O’Grady has until July 13 to come to an agreement, at which point all drafted players who haven’t signed become a free agent.


Mortarboard musings

  • Nyack College baseball coach Matt Cornacchione has announced the signing of Tony Campbell, an IF/P from Taylor High School in Katy, TX. Also, the Warriors’ Chelsea Macaluso of Charlotte, NC, and Bethany Reed of Tiverton, RI, earned NCCAA East-Region honors in softball.
  • Erin Pomykala of Yonkers has been named the head coach of the new women’s lacrosse program at Nyack College.  The team will begin varsity play in spring 2013.
  • St. Thomas Aquinas golfers, Mike Gunderson of Duxbury, MA, and Thomas Linehan of Dansville were named to the Ping all-Region team. The duo helped the Spartans reach the NCAA Championship after finishing fifth in the NCAA Super Regional.
  • Senior midfielder Megan Doyle of Putnam Valley, a graduate of Mahopac HS, finished third in point production for a Western New England women’s lacrosse team that finished the season at 6-12. Doyle totaled 43 points on 29 goals and 14 assists.
  • The Western New England men’s lacrosse team went a solid 13-5 this season, and appears to have a solid future with several underclassmen having gained valuable experience. Freshman attack Jon Bota of Mahopac had three goals and one assist in nine games, while Ben Borsellino of Scarsdale, a freshman midfielder, had three goals and an assist in eight games. Freshmen midfielders Jack Ahearn of Somers and Mike Zavarella of Ossining each saw action in five games.

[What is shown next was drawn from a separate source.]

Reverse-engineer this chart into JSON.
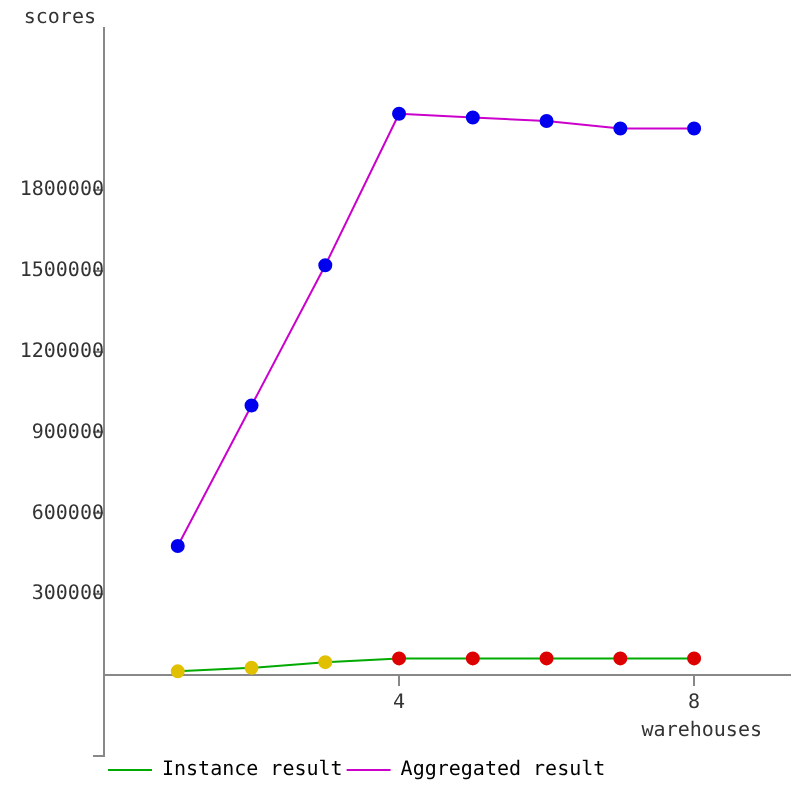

  • Former Fordham University outfielder Mike Mobbs of Stony Point is playing his second season of professional baseball. Mobbs, an alum of Don Bosco Prep in Ramsey, NJ, has played in 12 of 14 games for the Windy City Thunderbolts of the Frontier League. Last year Mobbs had a successful season with the Normal Cornbelters, an independent league team, hitting .288 over 72 games with 17 doubles, seven homers, 35 RBI, 36 runs and 11 stolen bases. He was traded to the Thunderbolts in February, and is signed for the current season.